What in the World is “Friendsgiving” and How Do I Participate?

Ready to host your own celebration? Here are some tips to get you started with a new tradition among friends.


Photo by Emily Volpe, Sophia Salamone, Samantha Tirino, Sarah Wetzel

Photos By: Emily Volpe (trees – second row:left), Sophia Salamone (feast– bottom right), Samantha Tirino (trees and window – bottom left), Sarah Wetzel (all of the others)

“Friendsgiving” is a term that appeared a little over 10 years ago. It refers to a traditional Thanksgiving celebration that is held with your friends, rather than your family (hence the combination of the words “friends” and “Thanksgiving”). Most people have a Friendsgiving celebration the weekend before or after Thanksgiving in addition to their customary familial celebration. However, some people solely celebrate Friendsgiving, forgoing Thanksgiving altogether.

Friendsgiving has risen in popularity over the years, especially in the younger generations, because to many, it makes the holiday more enjoyable. Why get all dressed up on some Thursday afternoon to listen to your grandmother ask you about school for the eighth time that day and hope that no one brings up anything about politics, when you could hang out with your best friends and actually enjoy the evening? (Not that I don’t love my grandmother, but that woman can be a bit of a handful).

Most of the time, the menu of this event is practically identical to the standard Thanksgiving meal and it is pretty common for a potluck, where every person brings their own items to share. Although, some people take a different approach and stray away from the “classic Thanksgiving meal,” instead preparing their own favorite foods. Personally, the latter seems more appealing, because if I could eat a chicken caesar wrap instead of having to endure stuffing, I would be overjoyed (no offense to my mother, most people do enjoy her stuffing and she would be really upset if I slandered her cooking).

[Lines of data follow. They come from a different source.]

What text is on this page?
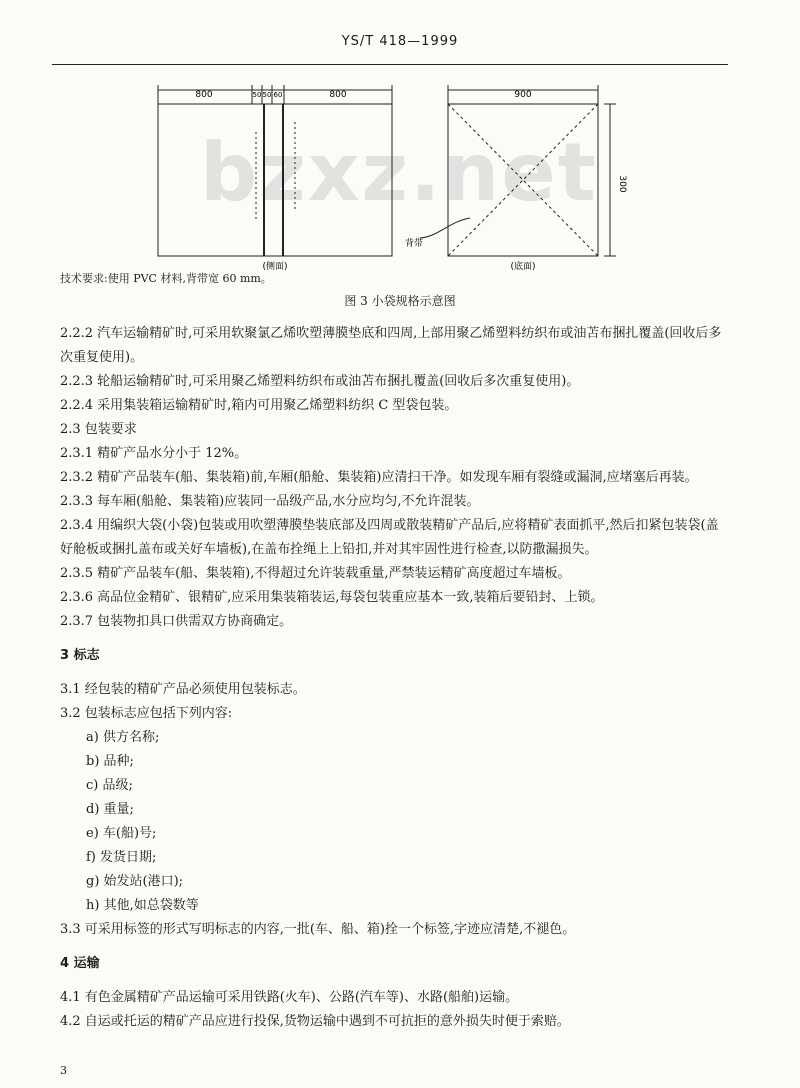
YS/T 418—1999
bzxz.net
800	50 50 60	800
(侧面)
900
300
背带
(底面)
技术要求:使用 PVC 材料,背带宽 60 mm。
图 3 小袋规格示意图

2.2.2 汽车运输精矿时,可采用软聚氯乙烯吹塑薄膜垫底和四周,上部用聚乙烯塑料纺织布或油苫布捆扎覆盖(回收后多次重复使用)。

2.2.3 轮船运输精矿时,可采用聚乙烯塑料纺织布或油苫布捆扎覆盖(回收后多次重复使用)。

2.2.4 采用集装箱运输精矿时,箱内可用聚乙烯塑料纺织 C 型袋包装。

2.3 包装要求

2.3.1 精矿产品水分小于 12%。

2.3.2 精矿产品装车(船、集装箱)前,车厢(船舱、集装箱)应清扫干净。如发现车厢有裂缝或漏洞,应堵塞后再装。

2.3.3 每车厢(船舱、集装箱)应装同一品级产品,水分应均匀,不允许混装。

2.3.4 用编织大袋(小袋)包装或用吹塑薄膜垫装底部及四周或散装精矿产品后,应将精矿表面抓平,然后扣紧包装袋(盖好舱板或捆扎盖布或关好车墙板),在盖布拴绳上上铅扣,并对其牢固性进行检查,以防撒漏损失。

2.3.5 精矿产品装车(船、集装箱),不得超过允许装载重量,严禁装运精矿高度超过车墙板。

2.3.6 高品位金精矿、银精矿,应采用集装箱装运,每袋包装重应基本一致,装箱后要铅封、上锁。

2.3.7 包装物扣具口供需双方协商确定。

3 标志

3.1 经包装的精矿产品必须使用包装标志。

3.2 包装标志应包括下列内容:

a) 供方名称;

b) 品种;

c) 品级;

d) 重量;

e) 车(船)号;

f) 发货日期;

g) 始发站(港口);

h) 其他,如总袋数等

3.3 可采用标签的形式写明标志的内容,一批(车、船、箱)拴一个标签,字迹应清楚,不褪色。

4 运输

4.1 有色金属精矿产品运输可采用铁路(火车)、公路(汽车等)、水路(船舶)运输。

4.2 自运或托运的精矿产品应进行投保,货物运输中遇到不可抗拒的意外损失时便于索赔。

3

Friendsgiving also tends to have a lot more fun activities included. Rather than watch your uncle fall into a food coma on the couch, it is common for friends to play a variety of games, such as board games, sport games, or video games after the feast, though of course, everything is up to personal preference. The main purpose is to hang out with the friends you are thankful, which is very similar to Thanksgiving.

Friendsgiving can also be incredibly beneficial to people who don’t have a steady family life or the ability to have a Thanksgiving feast. Friendsgiving grants them the opportunity to enjoy the holiday and feel loved an appreciated, which we all need in our lives.

So How to Host Your Own Friendsgiving?

  1. Decide you want to host a Friendsgiving
  2. Gather your friends and pick a date that works for all of your schedules
  3. Work out whether it’s a potluck style or if one person is doing all the cooking (If it’s potluck – make sure everyone knows what to bring)
  4. Make sure you have a good playlist—no one wants to sit through a dinner with no ambient music (I made a playlist down of some of my personal favorite autumn-esque songs)
  5. Plan some fun activities! Download some virtual party games, bring out those ancient board games, get some balls from the garage and play outside. The possibilities are endless.
  6. Have fun with your friends! The whole point of Friendsgiving is hanging out with the friends you appreciate, so just do what makes you all happy!


I wish you all a fantastic Thanksgiving and I hope you are inspired to give Friendsgiving a try!